GKが手かけた新ダイキャストマシンのカラーリング
最後に、この新しく導入された新ダイキャストマシンについて触れたい。
工場の一角に、白と青、そして黄色で彩られた巨大なマシンが2基並んでいる。ヤマハのレーシングカラーとのリレーションを感じさせる色使いだ。これが新たに導入された新型のダイキャストマシンであり、近付けば肌感覚でどこに熱源があるのかは分かるが、アルミを溶かすための炎はのぞき込まないと見えない。そう、熱さは感じるのに見た目はとてもクールなのだ。
この設備導入に携わったのは、海外拠点支援などを経験している熊谷広行さんだ。
「新しいマシンを導入するのはおよそ20年ぶりです。裏を返すと、今までは既存の設備を、製品設計や鋳造技術メンバーの創意工夫でうまく生かしてきたと言えるでしょう。私たち生産課のメンバーは、高い要求に対して現場を最適化し、お客様に対してバラつきのない高品質なものを作り続けることが大切だと考えています。そして今回、新マシンの導入にあたり、自分たちが誇りを持てる設備にしたいということで、GKデザイングループのひとつ、GK京都さんにご協力いただき、このようなカラーリングを採用しました」
ダイキャストマシンを美しくデザインしたからと言って、そこから生まれるバイクの性能や品質にはほとんど関係しないだろう。しかし、そこで働く、ヤマハを生み出す人々の意識やモチベーションは変化するはずだし、工場の設備や道具はいいものを作るための相棒。職人が相棒たる道具にこだわるのは当然だろう…というのがヤマハの考え方なのだ。

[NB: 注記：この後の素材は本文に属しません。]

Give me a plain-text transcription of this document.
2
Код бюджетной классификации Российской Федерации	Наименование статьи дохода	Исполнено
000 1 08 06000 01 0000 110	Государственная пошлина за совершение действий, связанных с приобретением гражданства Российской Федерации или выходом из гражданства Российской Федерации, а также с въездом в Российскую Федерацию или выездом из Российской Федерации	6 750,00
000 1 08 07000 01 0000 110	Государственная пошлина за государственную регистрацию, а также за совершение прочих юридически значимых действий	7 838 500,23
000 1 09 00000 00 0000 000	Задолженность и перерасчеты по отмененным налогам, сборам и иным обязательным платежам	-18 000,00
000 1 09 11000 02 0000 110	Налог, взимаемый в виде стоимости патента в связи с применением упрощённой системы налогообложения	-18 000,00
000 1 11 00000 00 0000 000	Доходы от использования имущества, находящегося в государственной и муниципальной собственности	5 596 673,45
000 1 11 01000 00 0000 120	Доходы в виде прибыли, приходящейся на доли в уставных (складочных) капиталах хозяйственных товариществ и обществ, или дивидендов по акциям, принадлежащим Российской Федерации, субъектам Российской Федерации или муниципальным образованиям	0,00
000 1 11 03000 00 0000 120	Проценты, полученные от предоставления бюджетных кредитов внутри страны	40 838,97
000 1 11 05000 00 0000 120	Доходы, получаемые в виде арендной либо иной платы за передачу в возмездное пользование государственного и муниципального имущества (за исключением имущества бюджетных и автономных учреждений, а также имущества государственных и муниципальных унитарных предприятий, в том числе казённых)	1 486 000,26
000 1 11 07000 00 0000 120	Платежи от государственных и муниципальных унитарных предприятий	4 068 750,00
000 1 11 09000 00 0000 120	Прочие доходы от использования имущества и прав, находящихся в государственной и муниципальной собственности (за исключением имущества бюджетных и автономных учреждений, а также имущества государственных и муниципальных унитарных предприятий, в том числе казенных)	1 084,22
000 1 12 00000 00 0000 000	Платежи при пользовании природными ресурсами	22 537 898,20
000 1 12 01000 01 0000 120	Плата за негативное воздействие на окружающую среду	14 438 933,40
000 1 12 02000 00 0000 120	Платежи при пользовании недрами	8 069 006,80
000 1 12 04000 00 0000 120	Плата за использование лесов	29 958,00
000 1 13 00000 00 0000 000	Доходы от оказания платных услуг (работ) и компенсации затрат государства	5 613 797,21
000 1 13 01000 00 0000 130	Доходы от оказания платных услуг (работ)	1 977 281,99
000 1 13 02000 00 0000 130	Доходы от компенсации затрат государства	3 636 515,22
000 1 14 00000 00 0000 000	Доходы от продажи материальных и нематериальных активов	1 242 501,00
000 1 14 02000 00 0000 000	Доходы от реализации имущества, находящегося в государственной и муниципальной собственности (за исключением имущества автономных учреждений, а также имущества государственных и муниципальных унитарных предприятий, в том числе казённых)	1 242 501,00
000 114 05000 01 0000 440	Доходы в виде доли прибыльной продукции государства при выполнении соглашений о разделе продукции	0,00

さらに、海外にもたくさんの生産拠点を持つヤマハにとって、ここは言わばマザー工場であり、世界中から鋳造技術を学びに研修生がやってくる。彼らがこのダイキャストマシンを見たとき、他の工場ではまず目にすることのない、洗練された鮮やかなカラーリングを持つその姿に圧倒されるに違いない。
取材後記:テクノロジー追求の根源にはお客様への想いがある
初代のMT-09を初めて目にしたとき、溶接痕の一切ないアルミフレームの美しさに驚いた人も多いだろう。CFアルミダイキャストの外観品質は明らかに高く、それでいて85万円を切る車両価格は、当時としてはインパクト大だった。
呼称こそ変わらないが、CFアルミダイキャスト技術は第2世代CP3フレームを皮切りに、次なるステージに入ったのは間違いない。それを声高にアピールしないのは、技術的にはこれまでの延長線上であり、その根源にある「お客様に最高の1台を」という想いが不変だからだろう。次はどの車種にこの美しい薄肉鋳造が採用されるのか、期待せずにはいられない。